Over the last financial year 346,992 people received three days' worth of emergency food compared to 61,468 in 2010/11, a report by the charity said.
It warned the sheer volume of people needing help was a "wake-up call to the nation" and claimed the impact of welfare reforms that came into force this month have already sparked a fresh increase in numbers passing through their doors.
Of those helped over the last year 126,889 were children and most recipients were working-age families, according to the Christian charity.
Its research found 30% of people helped were referred as a result of benefit delays and 15% because of benefit changes. Overall, the charity helped nearly 100,000 more people than it had anticipated.
Foodbank recipients are referred by doctors, social workers, schools liaison officers or advisers at the CAB and Jobcentre Plus.
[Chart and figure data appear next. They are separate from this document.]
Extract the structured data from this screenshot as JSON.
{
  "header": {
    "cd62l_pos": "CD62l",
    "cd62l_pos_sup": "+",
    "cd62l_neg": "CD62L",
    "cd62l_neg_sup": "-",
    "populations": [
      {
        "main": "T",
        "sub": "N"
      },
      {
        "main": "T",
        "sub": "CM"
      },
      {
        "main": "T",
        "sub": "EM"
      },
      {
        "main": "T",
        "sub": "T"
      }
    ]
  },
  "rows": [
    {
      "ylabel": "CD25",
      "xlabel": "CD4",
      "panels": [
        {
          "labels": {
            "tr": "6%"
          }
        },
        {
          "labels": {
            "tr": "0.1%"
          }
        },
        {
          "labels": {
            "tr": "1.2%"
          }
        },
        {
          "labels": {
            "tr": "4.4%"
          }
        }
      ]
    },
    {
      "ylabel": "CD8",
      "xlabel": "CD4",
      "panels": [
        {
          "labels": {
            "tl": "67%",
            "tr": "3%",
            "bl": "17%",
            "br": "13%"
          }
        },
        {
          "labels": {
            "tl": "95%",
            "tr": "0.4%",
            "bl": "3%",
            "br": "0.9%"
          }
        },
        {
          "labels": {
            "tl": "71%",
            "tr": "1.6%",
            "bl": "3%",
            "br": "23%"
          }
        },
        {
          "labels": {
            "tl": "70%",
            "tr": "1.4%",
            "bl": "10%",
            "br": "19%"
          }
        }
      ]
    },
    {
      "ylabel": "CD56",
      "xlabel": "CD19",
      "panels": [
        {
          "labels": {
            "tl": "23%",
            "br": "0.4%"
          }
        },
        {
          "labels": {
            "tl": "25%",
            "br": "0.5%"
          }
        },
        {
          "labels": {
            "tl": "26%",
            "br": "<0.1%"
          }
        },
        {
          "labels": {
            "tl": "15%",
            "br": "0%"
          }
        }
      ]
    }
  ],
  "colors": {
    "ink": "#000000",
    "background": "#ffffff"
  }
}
The Trussell Trust said its figures "do not represent discreet individuals as some people will have experienced more than one crisis in a year" but added it was the charity's policy to limit support to three crises annually unless there are extenuating circumstances.
Chris Mould, the charity's executive chairman, said: "The sheer volume of people who are turning to foodbanks because they can't afford food is a wake-up call to the nation that we cannot ignore the hunger on our doorstep.
"Politicians across the political spectrum urgently need to recognise the real extent of UK food poverty and create fresh policies that better address its underlying causes.
"This is more important than ever as the impact of the biggest reforms to the welfare state since it began start to take effect."